Spooookiest day of the year is knocking the door! Just thinking of all the candy, scary stories, and pumpkin have got us hyped!
Whatever the history and origins of Halloween, Halloween is celebrated in many different ways by all sorts of people around the world. Every October, we prepare for dark colours, scary legends, and wacky costumes — and we're sure you've wondered why!
Halloween's origins date back to the ancient Celtic festival of Samhain (pronounced sow-in). The Celts, who lived 2,000 years ago, mostly in the area that is now Ireland, the United Kingdom and northern France, celebrated their new year on November 1.
This day marked the end of summer and the harvest and the beginning of the dark, cold winter, a time of year that was often associated with human death. Celts believed that on the night before the new year, the boundary between the worlds of the living and the dead became blurred. On the night of October 31 they celebrated Samhain, when it was believed that the ghosts of the dead returned to earth.
To commemorate the event, Druids built huge sacred bonfires, where the people gathered to burn crops and animals as sacrifices to the Celtic deities. During the celebration, the Celts wore costumes, typically consisting of animal heads and skins, and attempted to tell each other's fortunes. When the celebration was over, they re-lit their hearth fires, which they had extinguished earlier that evening, from the sacred bonfire to help protect them during the coming winter.
People made many of the old pagan customs part of Christian holy day. Some people put out food for their ancestors, or left a lantern burning in the window so that ghosts could find their way home for the night.

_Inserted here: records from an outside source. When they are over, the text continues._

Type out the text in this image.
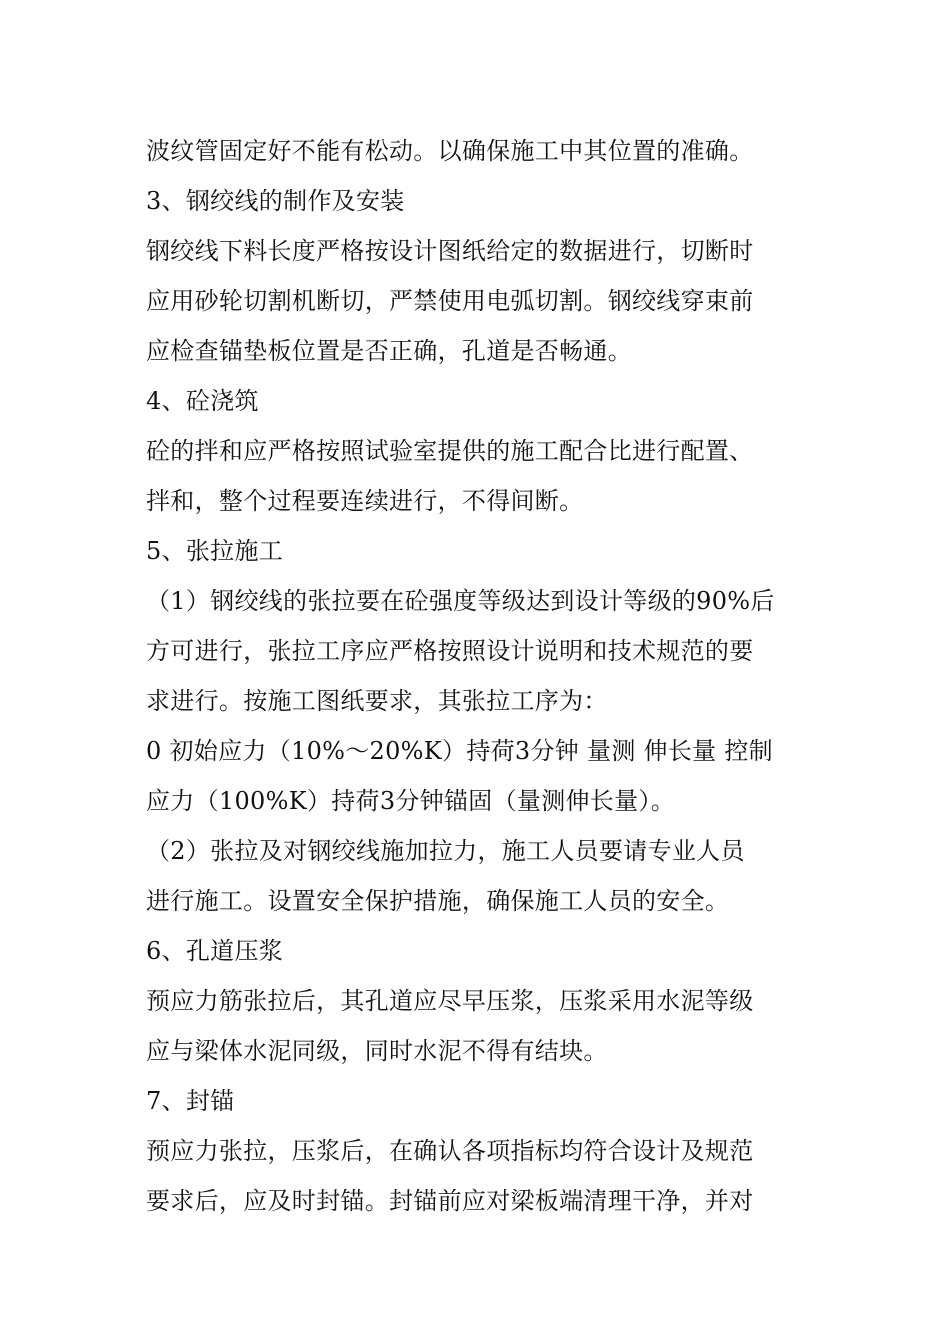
波纹管固定好不能有松动。以确保施工中其位置的准确。
3、钢绞线的制作及安装
钢绞线下料长度严格按设计图纸给定的数据进行，切断时
应用砂轮切割机断切，严禁使用电弧切割。钢绞线穿束前
应检查锚垫板位置是否正确，孔道是否畅通。
4、砼浇筑
砼的拌和应严格按照试验室提供的施工配合比进行配置、
拌和，整个过程要连续进行，不得间断。
5、张拉施工
（1）钢绞线的张拉要在砼强度等级达到设计等级的90%后
方可进行，张拉工序应严格按照设计说明和技术规范的要
求进行。按施工图纸要求，其张拉工序为：
0 初始应力（10%～20%K）持荷3分钟 量测 伸长量 控制
应力（100%K）持荷3分钟锚固（量测伸长量）。
（2）张拉及对钢绞线施加拉力，施工人员要请专业人员
进行施工。设置安全保护措施，确保施工人员的安全。
6、孔道压浆
预应力筋张拉后，其孔道应尽早压浆，压浆采用水泥等级
应与梁体水泥同级，同时水泥不得有结块。
7、封锚
预应力张拉，压浆后，在确认各项指标均符合设计及规范
要求后，应及时封锚。封锚前应对梁板端清理干净，并对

When the Romans had conquered most Celtic territory by 43 A.D., they brought their own fall festivals with them, according to History. Their October celebration called Feralia also commemorated the passing of the dead.
In the United States, the origins of Halloween start with the early settlers. When early American settlers came from England, many of them brought various beliefs about ghosts and witches with them. In the 1800s, many immigrants from Ireland and Scotland arrived in the United States and introduced their Halloween traditions. Other groups added their own cultural influences to Halloween customs. German immigrants brought a vivid witchcraft lore, and Haitian and African peoples brought their native voodoo beliefs about black cats, fire, and witchcraft.

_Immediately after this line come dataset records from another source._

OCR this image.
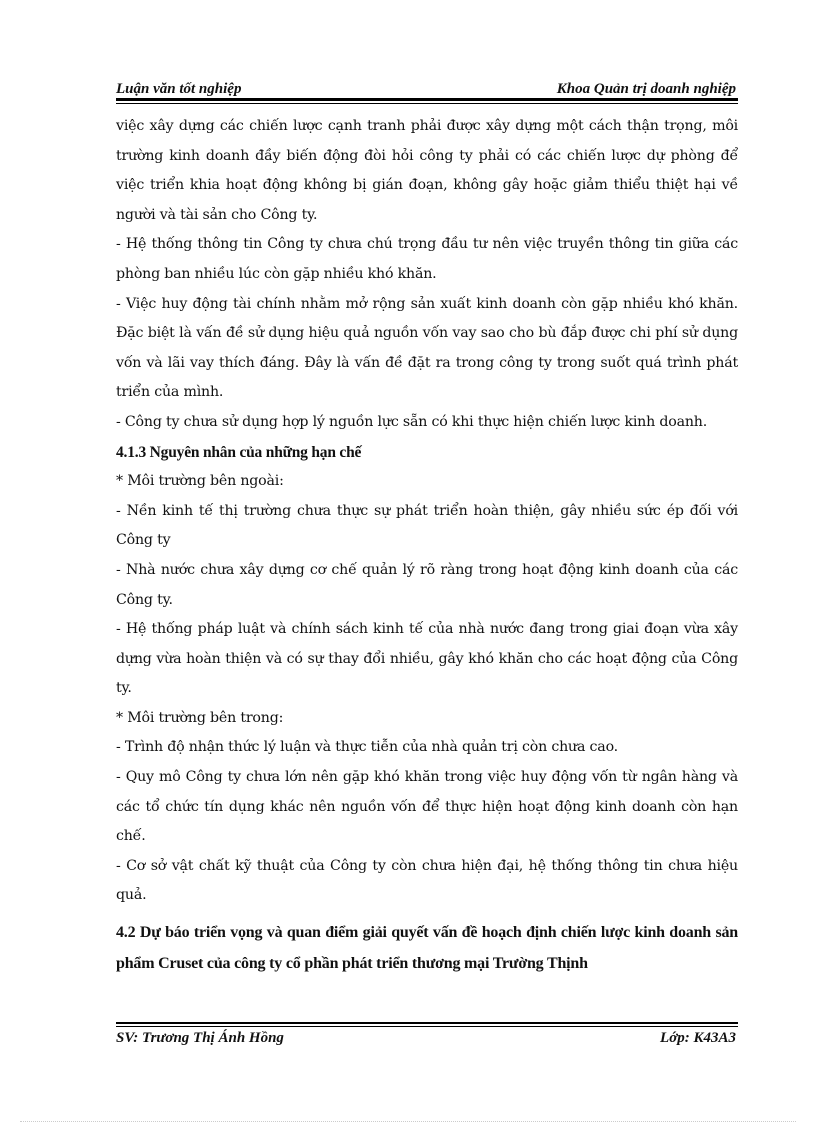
Luận văn tốt nghiệp	Khoa Quản trị doanh nghiệp

việc xây dựng các chiến lược cạnh tranh phải được xây dựng một cách thận trọng, môi trường kinh doanh đầy biến động đòi hỏi công ty phải có các chiến lược dự phòng để việc triển khia hoạt động không bị gián đoạn, không gây hoặc giảm thiểu thiệt hại về người và tài sản cho Công ty.

- Hệ thống thông tin Công ty chưa chú trọng đầu tư nên việc truyền thông tin giữa các phòng ban nhiều lúc còn gặp nhiều khó khăn.

- Việc huy động tài chính nhằm mở rộng sản xuất kinh doanh còn gặp nhiều khó khăn. Đặc biệt là vấn đề sử dụng hiệu quả nguồn vốn vay sao cho bù đắp được chi phí sử dụng vốn và lãi vay thích đáng. Đây là vấn đề đặt ra trong công ty trong suốt quá trình phát triển của mình.

- Công ty chưa sử dụng hợp lý nguồn lực sẵn có khi thực hiện chiến lược kinh doanh.

4.1.3 Nguyên nhân của những hạn chế

* Môi trường bên ngoài:

- Nền kinh tế thị trường chưa thực sự phát triển hoàn thiện, gây nhiều sức ép đối với Công ty

- Nhà nước chưa xây dựng cơ chế quản lý rõ ràng trong hoạt động kinh doanh của các Công ty.

- Hệ thống pháp luật và chính sách kinh tế của nhà nước đang trong giai đoạn vừa xây dựng vừa hoàn thiện và có sự thay đổi nhiều, gây khó khăn cho các hoạt động của Công ty.

* Môi trường bên trong:

- Trình độ nhận thức lý luận và thực tiễn của nhà quản trị còn chưa cao.

- Quy mô Công ty chưa lớn nên gặp khó khăn trong việc huy động vốn từ ngân hàng và các tổ chức tín dụng khác nên nguồn vốn để thực hiện hoạt động kinh doanh còn hạn chế.

- Cơ sở vật chất kỹ thuật của Công ty còn chưa hiện đại, hệ thống thông tin chưa hiệu quả.

4.2 Dự báo triển vọng và quan điểm giải quyết vấn đề hoạch định chiến lược kinh doanh sản phẩm Cruset của công ty cổ phần phát triển thương mại Trường Thịnh

SV: Trương Thị Ánh Hồng	Lớp: K43A3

The first similar celebrations in America predominantly arose in the southern colonies, according to History. People would celebrate the harvest, swap ghost stories, and even tell each other's fortunes. However, those early fall festivals were known as "play parties" — not Halloween.
Traditionally, it was known as All Hallows' Eve, when the dead were remembered. Over time, it became Halloween. As a secular holiday, Halloween has come to be associated with a number of activities.
Borrowing from European traditions, Americans began to dress up in costumes and go house to house asking for food or money, a practice that eventually became today's "trick-or-treat" tradition. Trick-or-treaters go from house to house with the threat that they will pull a trick if they do not receive a treat, usually candy. And with that candy became the heart of the festival. Did you know? One quarter of all the candy sold annually in the US is purchased for Halloween.
Young women believed that on Halloween they could divine the name or appearance of their future husband by doing tricks with yarn, apple parings or mirrors. Halloween parties often include games such as bobbing for apples, perhaps derived from the Roman celebration of Pomona.
Along with skeletons and black cats, the holiday has incorporated scary beings such as ghosts, vampires, werewolves, witches, and zombies into the celebration.
Another symbol is the jack-o'-lantern, a hollowed-out pumpkin carved into a demonic face and lit with a candle inside. In the original tradition supplicants moved from door to door carrying hollowed-out turnip lanterns, whose candle connoted a soul trapped in purgatory. America, pumpkins replaced turnips because they were plentiful as well as easy to hollow out and carve.
How did the jack-o'-lantern become a part of this tradition of costumes and sweet treats? Where did the name jack-o'-lantern come from? The legend that has been told references a man named "Stingy Jack" and goes back to when the Irish immigrants came to the United States due to the potato famine many years ago. Jack was known as a trickster that fooled the devil a couple of times, making the devil promise to not bother him for over 10 years and upon his death to not take his soul.
Upon Jack's death, the devil kept his promise and did not take his soul; unfortunately, God would not allow such an unsavory into heaven.
The devil sent Jack into the dark with only a burning coal to light his way. Jack put the coal into a turnip he was eating and has been roaming the earth ever since. The Irish children would put a piece of glowing coal in a carved potato, turnip or beet to commemorate this Irish trickster of the devil.
This event is not limited within any culture or religion anymore. It is one of the most awaited day for kids around the world (including Bangladesh) to celebrate ghosts, monsters, scary stories, costumes and candy.